Breed? Do you have other photoes a bit hard with that little photo! :lol:


----------



## Bourbon St. (May 25, 2007)

He is an American Quarter Horse.I don't have anymore pictures of us at that height.


----------



## *ArabianPrincess* (Nov 8, 2006)

Nice horse!!

Picks him self up real well over those jumps.
Really polished too.

Ha. And people say that quarter horses are hopeless THINK AGAIN!
I dont like it when people say nasty things about breeds because i dont know.

Its mean.

You two look great!


----------



## Sara (Jul 6, 2007)

I'd like to see your back straighter and head up, looking out between his ears. At this angle, those are the only things that stand out to me. Your horse is a neat jumper.


----------



## 3days3ways (Feb 23, 2007)

like other poeple said, its hard to tell with this angle but it looks like your lower leg has slipped back due to reaching for a too long stirrup leather- just shorten it up a hole and you'll do great! you already look really good


----------



## joseylovesrain123 (May 23, 2007)

it could just be the angle of the photo, but the horses knees dont look even. i've been told that that is something the judges are looking for. *even knees*
your horse is very cute i love his face. he looks like he likes to jump and you two look great. 
lol Go Quarter Horses!!!!


----------



## *SayAnything (Jul 23, 2007)

i would like to see you looking up a little more. 
i cant really tell, but from the looks of the pics, your leg has slid back a little, and you are kind of resting on his neck.

this is very common in the hunter world today.

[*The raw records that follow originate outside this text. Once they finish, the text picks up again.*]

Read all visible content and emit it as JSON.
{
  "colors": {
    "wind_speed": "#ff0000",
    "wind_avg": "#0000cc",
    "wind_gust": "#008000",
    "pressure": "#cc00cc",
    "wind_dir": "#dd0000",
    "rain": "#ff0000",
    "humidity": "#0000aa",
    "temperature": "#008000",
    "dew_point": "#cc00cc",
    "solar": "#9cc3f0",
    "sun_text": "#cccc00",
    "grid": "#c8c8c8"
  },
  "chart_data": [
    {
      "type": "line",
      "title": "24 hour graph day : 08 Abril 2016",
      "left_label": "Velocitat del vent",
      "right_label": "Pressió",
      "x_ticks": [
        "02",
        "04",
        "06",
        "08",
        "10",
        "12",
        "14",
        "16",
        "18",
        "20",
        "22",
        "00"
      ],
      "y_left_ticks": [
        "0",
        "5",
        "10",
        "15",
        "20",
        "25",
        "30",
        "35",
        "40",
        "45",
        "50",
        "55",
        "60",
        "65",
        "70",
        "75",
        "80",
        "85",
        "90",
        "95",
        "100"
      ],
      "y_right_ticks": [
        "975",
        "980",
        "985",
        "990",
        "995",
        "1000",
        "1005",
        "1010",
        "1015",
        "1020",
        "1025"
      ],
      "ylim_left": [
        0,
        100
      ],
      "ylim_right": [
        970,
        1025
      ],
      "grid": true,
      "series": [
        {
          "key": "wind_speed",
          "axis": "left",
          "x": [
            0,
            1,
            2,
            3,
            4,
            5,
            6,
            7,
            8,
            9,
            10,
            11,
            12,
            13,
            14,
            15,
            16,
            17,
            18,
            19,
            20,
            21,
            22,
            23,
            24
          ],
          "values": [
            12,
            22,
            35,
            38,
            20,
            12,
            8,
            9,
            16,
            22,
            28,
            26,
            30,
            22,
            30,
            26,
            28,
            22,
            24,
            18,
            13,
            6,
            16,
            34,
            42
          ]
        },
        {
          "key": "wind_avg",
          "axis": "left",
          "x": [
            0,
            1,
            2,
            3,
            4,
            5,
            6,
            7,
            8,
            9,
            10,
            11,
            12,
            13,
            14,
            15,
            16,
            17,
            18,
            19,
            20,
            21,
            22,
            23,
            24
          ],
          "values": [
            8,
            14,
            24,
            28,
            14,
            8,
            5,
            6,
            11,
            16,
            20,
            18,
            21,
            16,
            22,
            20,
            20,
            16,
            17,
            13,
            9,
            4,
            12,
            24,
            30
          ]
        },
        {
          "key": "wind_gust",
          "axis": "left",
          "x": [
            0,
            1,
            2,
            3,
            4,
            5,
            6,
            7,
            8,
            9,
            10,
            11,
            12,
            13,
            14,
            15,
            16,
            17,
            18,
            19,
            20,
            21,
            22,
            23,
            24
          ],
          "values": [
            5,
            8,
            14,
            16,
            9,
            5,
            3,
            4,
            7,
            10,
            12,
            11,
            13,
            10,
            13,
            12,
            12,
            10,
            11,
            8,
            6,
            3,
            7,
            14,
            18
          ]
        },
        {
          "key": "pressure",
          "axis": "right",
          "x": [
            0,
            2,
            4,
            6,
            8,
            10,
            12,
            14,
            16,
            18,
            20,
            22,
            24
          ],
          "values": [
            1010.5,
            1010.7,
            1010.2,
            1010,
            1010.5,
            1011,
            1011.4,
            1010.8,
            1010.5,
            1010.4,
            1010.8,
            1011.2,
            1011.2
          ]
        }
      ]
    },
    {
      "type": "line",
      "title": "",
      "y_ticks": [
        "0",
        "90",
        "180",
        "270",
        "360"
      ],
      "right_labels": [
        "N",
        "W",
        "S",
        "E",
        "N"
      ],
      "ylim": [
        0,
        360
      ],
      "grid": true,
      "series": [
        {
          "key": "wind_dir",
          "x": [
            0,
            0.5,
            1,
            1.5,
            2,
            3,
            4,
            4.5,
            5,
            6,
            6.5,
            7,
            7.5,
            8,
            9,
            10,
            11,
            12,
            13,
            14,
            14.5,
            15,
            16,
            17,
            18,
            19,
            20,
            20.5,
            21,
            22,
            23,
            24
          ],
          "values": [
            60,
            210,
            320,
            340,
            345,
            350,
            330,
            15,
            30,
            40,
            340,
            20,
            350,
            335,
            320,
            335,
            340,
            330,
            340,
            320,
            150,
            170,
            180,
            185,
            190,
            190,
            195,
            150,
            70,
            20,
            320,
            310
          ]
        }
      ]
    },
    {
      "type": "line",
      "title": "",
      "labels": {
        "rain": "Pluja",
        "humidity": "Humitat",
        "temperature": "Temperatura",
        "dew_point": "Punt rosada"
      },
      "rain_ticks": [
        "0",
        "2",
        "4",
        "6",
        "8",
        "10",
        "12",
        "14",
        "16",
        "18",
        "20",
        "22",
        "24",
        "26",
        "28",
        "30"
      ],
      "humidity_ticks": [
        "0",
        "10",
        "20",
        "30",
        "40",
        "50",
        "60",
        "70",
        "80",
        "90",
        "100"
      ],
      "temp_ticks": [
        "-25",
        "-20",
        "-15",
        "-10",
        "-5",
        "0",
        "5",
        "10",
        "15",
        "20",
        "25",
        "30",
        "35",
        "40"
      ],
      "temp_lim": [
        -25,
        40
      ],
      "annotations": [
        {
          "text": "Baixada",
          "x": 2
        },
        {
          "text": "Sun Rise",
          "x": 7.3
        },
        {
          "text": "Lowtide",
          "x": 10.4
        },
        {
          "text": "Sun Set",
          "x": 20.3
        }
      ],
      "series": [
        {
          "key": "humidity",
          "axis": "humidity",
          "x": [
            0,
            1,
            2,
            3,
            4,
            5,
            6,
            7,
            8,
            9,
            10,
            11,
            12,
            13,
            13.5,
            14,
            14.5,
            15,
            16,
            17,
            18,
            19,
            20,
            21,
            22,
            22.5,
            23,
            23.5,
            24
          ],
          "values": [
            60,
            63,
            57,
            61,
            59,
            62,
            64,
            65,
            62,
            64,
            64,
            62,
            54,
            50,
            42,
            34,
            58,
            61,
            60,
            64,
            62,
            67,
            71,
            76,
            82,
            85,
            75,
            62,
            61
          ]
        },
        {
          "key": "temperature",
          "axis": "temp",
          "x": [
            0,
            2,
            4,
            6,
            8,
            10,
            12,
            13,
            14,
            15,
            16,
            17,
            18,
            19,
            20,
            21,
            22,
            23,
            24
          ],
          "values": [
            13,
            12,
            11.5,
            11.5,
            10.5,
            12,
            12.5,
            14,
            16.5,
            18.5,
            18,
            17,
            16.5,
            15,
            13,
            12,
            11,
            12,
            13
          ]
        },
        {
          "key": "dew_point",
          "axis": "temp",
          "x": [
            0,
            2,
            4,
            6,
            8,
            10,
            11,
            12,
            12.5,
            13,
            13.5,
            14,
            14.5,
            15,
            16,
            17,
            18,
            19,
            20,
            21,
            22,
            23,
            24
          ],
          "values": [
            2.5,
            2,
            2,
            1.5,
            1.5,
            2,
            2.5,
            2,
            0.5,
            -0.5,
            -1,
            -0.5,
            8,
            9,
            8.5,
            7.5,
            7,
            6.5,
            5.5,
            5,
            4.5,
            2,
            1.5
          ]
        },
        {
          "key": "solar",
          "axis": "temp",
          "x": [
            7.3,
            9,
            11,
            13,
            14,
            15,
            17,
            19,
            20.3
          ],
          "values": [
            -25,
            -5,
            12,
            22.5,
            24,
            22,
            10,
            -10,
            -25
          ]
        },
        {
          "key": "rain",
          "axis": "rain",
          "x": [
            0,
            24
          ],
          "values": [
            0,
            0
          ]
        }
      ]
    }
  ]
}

i love your horse. (GO STOCK HORSES THAT JUMP!!)
it looks like hes leaning a little to the left, but that may have been how you approached the jump. he uses his neck//back well it looks like.


----------



## Eventer Gal (May 15, 2007)

8) Again that picture is really hard to critque, Qh i think are one of the better jumpers-naturaly. But the ones who are hugely solid don't do to good


----------



## Bourbon St. (May 25, 2007)

joseylovesrain123 said:


> it could just be the angle of the photo, but the horses knees dont look even. i've been told that that is something the judges are looking for. *even knees*
> your horse is very cute i love his face. he looks like he likes to jump and you two look great.
> lol Go Quarter Horses!!!!


He loves to jump.Its the angle the photographer took the pic I think.


----------



## Bourbon St. (May 25, 2007)

*SayAnything said:


> i would like to see you looking up a little more.
> i cant really tell, but from the looks of the pics, your leg has slid back a little, and you are kind of resting on his neck.
> 
> this is very common in the hunter world today.
> ...


Believe it or not he has a swayed back, but it doesn't effect his jumping ability.


----------